2. De lidstaten kunnen een verzoek om internationale bescherming alleen als niet-ontvankelijk beschouwen wanneer:

a) een andere lidstaat internationale bescherming heeft toegekend;

b) een land dat geen lidstaat is, ingevolge artikel 35 voor de verzoeker als eerste land van asiel wordt beschouwd;

c) een land dat geen lidstaat is, uit hoofde van artikel 38 voor de verzoeker als veilig derde land wordt beschouwd;

d) het verzoek een volgend verzoek is en er geen nieuwe elementen of bevindingen aan de orde zijn gekomen of door de verzoeker werden voorgelegd in verband met de behandeling van de vraag of hij voor erkenning als persoon die internationale bescherming geniet in aanmerking komt overeenkomstig Richtlijn 2011/95/EU; of

e) een persoon die ten laste van verzoeker komt, een verzoek indient nadat hij er overeenkomstig artikel 7, lid 2, mee heeft ingestemd dat zijn geval deel uitmaakt van een namens hem ingediend verzoek en geen met de situatie van de ten laste komende persoon verband houdende feiten een apart onderzoek rechtvaardigen.

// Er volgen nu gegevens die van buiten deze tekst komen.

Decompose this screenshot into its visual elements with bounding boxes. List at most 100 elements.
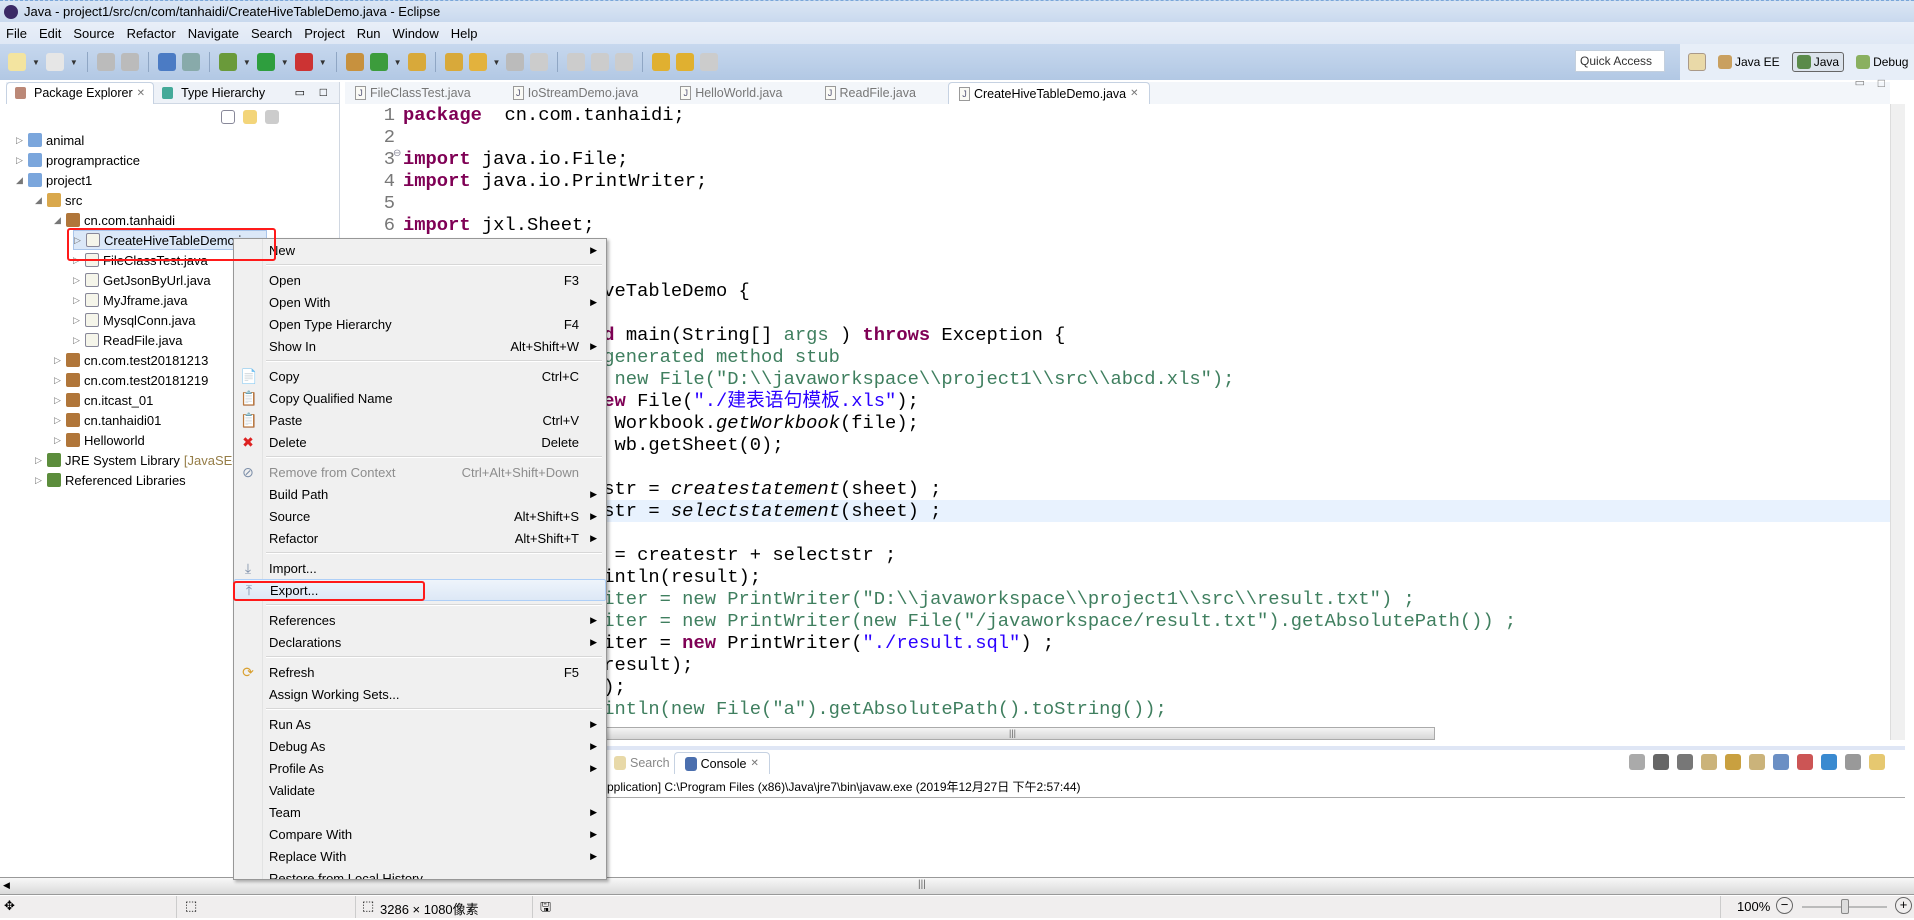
open-console-icon[interactable]	[1869, 754, 1885, 770]
editor-vertical-scrollbar[interactable]	[1890, 104, 1905, 740]
tree-item[interactable]: ▷ animal	[16, 130, 84, 150]
collapsed-icon[interactable]: ▷	[54, 435, 66, 446]
next-annotation-icon[interactable]	[591, 53, 610, 71]
close-icon[interactable]: ✕	[750, 758, 758, 769]
editor-tab[interactable]: J FileClassTest.java	[345, 82, 481, 104]
collapsed-icon[interactable]: ▷	[16, 135, 28, 146]
menu-item-compare-with[interactable]: Compare With ▶	[234, 823, 606, 845]
collapsed-icon[interactable]: ▷	[73, 315, 85, 326]
editor-horizontal-scrollbar[interactable]: |||	[590, 727, 1435, 740]
menu-edit[interactable]: Edit	[39, 26, 61, 41]
scroll-lock-icon[interactable]	[1725, 754, 1741, 770]
menu-item-profile-as[interactable]: Profile As ▶	[234, 757, 606, 779]
terminate-icon[interactable]	[1629, 754, 1645, 770]
menu-item-paste[interactable]: 📋 Paste Ctrl+V	[234, 409, 606, 431]
dropdown-arrow-icon[interactable]: ▼	[32, 58, 40, 67]
menu-item-team[interactable]: Team ▶	[234, 801, 606, 823]
back-icon[interactable]	[676, 53, 695, 71]
menu-item-source[interactable]: Source Alt+Shift+S ▶	[234, 505, 606, 527]
tree-item[interactable]: ▷ cn.com.test20181213	[54, 350, 208, 370]
collapsed-icon[interactable]: ▷	[73, 335, 85, 346]
tree-item[interactable]: ▷ MyJframe.java	[73, 290, 188, 310]
close-icon[interactable]: ✕	[137, 88, 145, 99]
menu-item-copy[interactable]: 📄 Copy Ctrl+C	[234, 365, 606, 387]
menu-item-references[interactable]: References ▶	[234, 609, 606, 631]
remove-all-icon[interactable]	[1677, 754, 1693, 770]
menu-source[interactable]: Source	[73, 26, 114, 41]
tab-package-explorer[interactable]: Package Explorer ✕	[6, 81, 155, 104]
debug-icon[interactable]	[218, 53, 237, 71]
editor-tab[interactable]: J ReadFile.java	[815, 82, 926, 104]
dropdown-arrow-icon[interactable]: ▼	[493, 58, 501, 67]
zoom-in-button[interactable]: +	[1895, 897, 1912, 914]
show-whitespace-icon[interactable]	[567, 53, 586, 71]
dropdown-arrow-icon[interactable]: ▼	[243, 58, 251, 67]
menu-item-open-with[interactable]: Open With ▶	[234, 291, 606, 313]
tree-item[interactable]: ▷ GetJsonByUrl.java	[73, 270, 211, 290]
expanded-icon[interactable]: ◢	[35, 195, 47, 206]
dropdown-arrow-icon[interactable]: ▼	[319, 58, 327, 67]
menu-item-declarations[interactable]: Declarations ▶	[234, 631, 606, 653]
collapsed-icon[interactable]: ▷	[54, 415, 66, 426]
tree-item[interactable]: ▷ Referenced Libraries	[35, 470, 186, 490]
tree-item[interactable]: ◢ src	[35, 190, 82, 210]
tree-item[interactable]: ◢ project1	[16, 170, 92, 190]
menu-run[interactable]: Run	[357, 26, 381, 41]
menu-item-refactor[interactable]: Refactor Alt+Shift+T ▶	[234, 527, 606, 549]
tree-item[interactable]: ▷ programpractice	[16, 150, 140, 170]
display-console-icon[interactable]	[1845, 754, 1861, 770]
perspective-java-ee[interactable]: Java EE	[1714, 53, 1784, 71]
menu-item-copy-qualified-name[interactable]: 📋 Copy Qualified Name	[234, 387, 606, 409]
last-edit-icon[interactable]	[652, 53, 671, 71]
search-icon[interactable]	[468, 53, 487, 71]
menu-item-run-as[interactable]: Run As ▶	[234, 713, 606, 735]
menu-item-replace-with[interactable]: Replace With ▶	[234, 845, 606, 867]
tree-item[interactable]: ▷ MysqlConn.java	[73, 310, 196, 330]
collapsed-icon[interactable]: ▷	[54, 375, 66, 386]
tree-item[interactable]: ▷ JRE System Library [JavaSE-	[35, 450, 237, 470]
previous-annotation-icon[interactable]	[615, 53, 634, 71]
tree-item[interactable]: ▷ cn.itcast_01	[54, 390, 153, 410]
menu-item-build-path[interactable]: Build Path ▶	[234, 483, 606, 505]
menu-item-restore-from-local-history[interactable]: Restore from Local History...	[234, 867, 606, 880]
clear-console-icon[interactable]	[1701, 754, 1717, 770]
menu-project[interactable]: Project	[304, 26, 344, 41]
expanded-icon[interactable]: ◢	[16, 175, 28, 186]
dropdown-arrow-icon[interactable]: ▼	[394, 58, 402, 67]
toggle-block-icon[interactable]	[530, 53, 549, 71]
menu-search[interactable]: Search	[251, 26, 292, 41]
zoom-slider-thumb[interactable]	[1840, 899, 1849, 914]
maximize-icon[interactable]: □	[320, 85, 327, 99]
show-on-stdout-icon[interactable]	[1773, 754, 1789, 770]
save-all-icon[interactable]	[120, 53, 139, 71]
collapsed-icon[interactable]: ▷	[35, 475, 47, 486]
menu-navigate[interactable]: Navigate	[188, 26, 239, 41]
menu-item-remove-from-context[interactable]: ⊘ Remove from Context Ctrl+Alt+Shift+Down	[234, 461, 606, 483]
quick-access-input[interactable]: Quick Access	[1575, 50, 1665, 72]
dropdown-arrow-icon[interactable]: ▼	[281, 58, 289, 67]
tab-search[interactable]: Search	[610, 752, 674, 774]
show-on-stderr-icon[interactable]	[1797, 754, 1813, 770]
collapse-all-icon[interactable]	[221, 110, 235, 124]
view-menu-icon[interactable]	[265, 110, 279, 124]
menu-item-new[interactable]: New ▶	[234, 239, 606, 261]
remove-launch-icon[interactable]	[1653, 754, 1669, 770]
menu-refactor[interactable]: Refactor	[127, 26, 176, 41]
tree-item[interactable]: ◢ cn.com.tanhaidi	[54, 210, 175, 230]
editor-maximize-icon[interactable]: □	[1878, 76, 1885, 90]
dropdown-arrow-icon[interactable]: ▼	[70, 58, 78, 67]
menu-item-refresh[interactable]: ⟳ Refresh F5	[234, 661, 606, 683]
open-task-icon[interactable]	[444, 53, 463, 71]
editor-tab[interactable]: J HelloWorld.java	[670, 82, 792, 104]
menu-item-delete[interactable]: ✖ Delete Delete	[234, 431, 606, 453]
terminal-icon[interactable]	[157, 53, 176, 71]
menu-item-debug-as[interactable]: Debug As ▶	[234, 735, 606, 757]
fold-icon[interactable]: ⊖	[393, 148, 401, 160]
menu-item-show-in[interactable]: Show In Alt+Shift+W ▶	[234, 335, 606, 357]
menu-item-open-type-hierarchy[interactable]: Open Type Hierarchy F4	[234, 313, 606, 335]
run-icon[interactable]	[256, 53, 275, 71]
tree-item[interactable]: ▷ ReadFile.java	[73, 330, 183, 350]
tree-item[interactable]: ▷ Helloworld	[54, 430, 145, 450]
collapsed-icon[interactable]: ▷	[54, 355, 66, 366]
skip-breakpoints-icon[interactable]	[181, 53, 200, 71]
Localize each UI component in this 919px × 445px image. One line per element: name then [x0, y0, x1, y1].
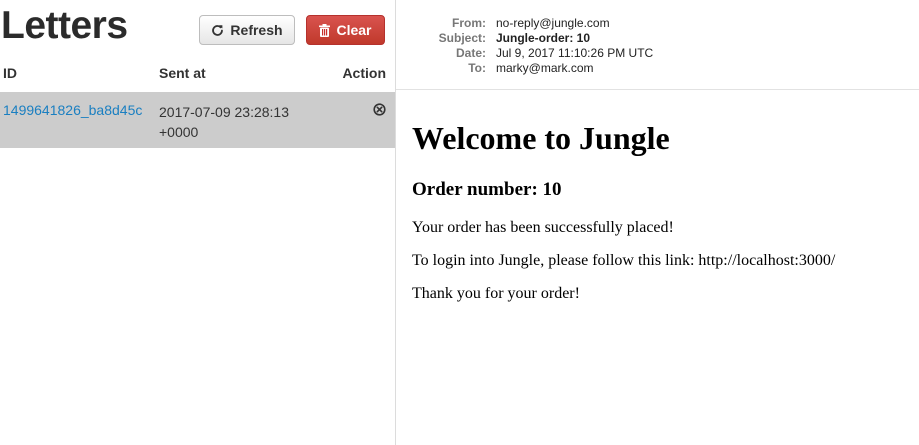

Artikel 43 Grensprocedures

De lidstaten kunnen procedures invoeren om, overeenkomstig de fundamentele beginselen en waarborgen van hoofdstuk II, aan de grens of in transitzones van de lidstaten een beslissing te nemen over :

a) de ontvankelijkheid van een verzoek krachtens artikel 33 dat aldaar wordt gedaan, en/of

b) de inhoud van een verzoek in een procedure krachtens artikel 31, lid 8.

[…].

Verordening (EU) Nr. 604/2013 van het Europees Parlement en de Raad van 26 juni 2013 tot vaststelling van de criteria en instrumenten om te bepalen welke lidstaat verantwoordelijk is voor de behandeling van een verzoek om internationale bescherming dat door een onderdaan van een derde land of een staatloze bij een van de lidstaten wordt ingediend (PB 2013 L 180)

Overweging 12

Richtlijn 2013/32/EU van het Europees Parlement en de Raad van 26 juni 2013 betreffende gemeenschappelijke procedures voor de toekenning en intrekking van de internationale bescherming moet van toepassing zijn naast en onverminderd de bepalingen betreffende de bij deze verordening gereglementeerde procedurele vrijwaringen, behoudens de beperkingen betreffende de toepassing van die richtlijn.